Chez les dames (-70 kg), Haruka Tachimoto a fait aussi bien en battant par ippon la Colombienne Yuri Alvear, triple championne du monde. Tachimoto a réussi à maîtriser son adversaire au sol et à l'emporter sur immobilisation (ippon) au bout de seulement 2 minutes et 19 secondes de combat. La Britannique Sally Conway, bourreau de la championne du monde en titre française Gévrise Emane en huitièmes, et l'Allemande Laura Vargas Koch ont décroché les médailles de bronze.

Kayla Harrison et Lukas Krpalek dans la légende du judo!

L’Américaine Kayla Harrison avait ému le monde entier à l'heure de conquérir l'or olympique en 2012 à Londres. Quatre ans plus tard, le 11 août, elle a impressionné par son sang-froid en montant à nouveau sur la plus haute marche du podium dans la catégorie -78 kg.

« C'est mon héritage, je me retire en étant deux fois championne olympique et l'une des plus grandes athlètes de ce sport », a lancé la numéro 1 mondiale.
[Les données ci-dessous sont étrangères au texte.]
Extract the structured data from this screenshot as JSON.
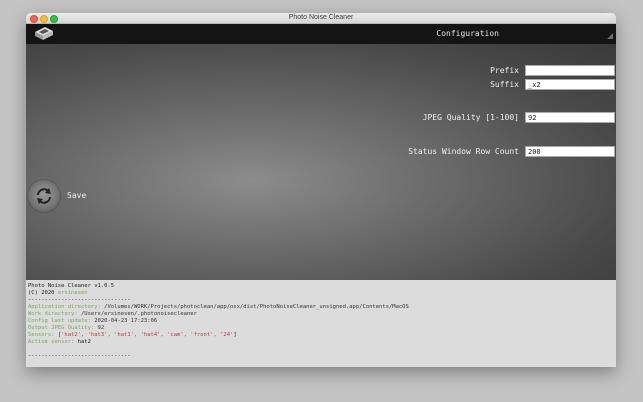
{
  "window": {
    "title": "Photo Noise Cleaner"
  },
  "header": {
    "title": "Configuration"
  },
  "form": {
    "prefix": {
      "label": "Prefix",
      "value": ""
    },
    "suffix": {
      "label": "Suffix",
      "value": "_x2"
    },
    "jpeg_quality": {
      "label": "JPEG Quality [1-100]",
      "value": "92"
    },
    "status_rows": {
      "label": "Status Window Row Count",
      "value": "200"
    }
  },
  "save": {
    "label": "Save"
  },
  "console": {
    "version": "Photo Noise Cleaner v1.0.5",
    "copyright_prefix": "(C) 2020 ",
    "copyright_author": "ersinesen",
    "separator": "-------------------------------",
    "app_dir_key": "Application directory: ",
    "app_dir_val": "/Volumes/WORK/Projects/photoclean/app/osx/dist/PhotoNoiseCleaner_unsigned.app/Contents/MacOS",
    "work_dir_key": "Work directory: ",
    "work_dir_val": "/Users/ersinesen/.photonoisecleaner",
    "config_key": "Config last update: ",
    "config_val": "2020-04-23 17:23:06",
    "quality_key": "Output JPEG Quality: ",
    "quality_val": "92",
    "sensors_key": "Sensors: ",
    "sensors_open": "[",
    "sensors_list": "'hat2', 'hat3', 'hat1', 'hat4', 'cam', 'front', '24'",
    "sensors_close": "]",
    "active_key": "Active sensor: ",
    "active_val": "hat2"
  }
}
Epatante de conviction et d'énergie, quittant le tatami au petit trot après chaque combat, Harrison a vécu une journée parfaite: elle a eu le bonheur d'éviter de rencontrer sa grande rivale, la Brésilienne Mayra Aguiar, battue en demi-finales et finalement médaillée de bronze au même titre que la Slovène Anamari Velensek.

Et l'Américaine a ensuite triomphé en finale de la Française Audrey Tcheuméo sur une clé de bras (Ude-hishigi-juji-gatame), ippon après 3 minutes et 54 secondes de combat, pour décrocher l'or.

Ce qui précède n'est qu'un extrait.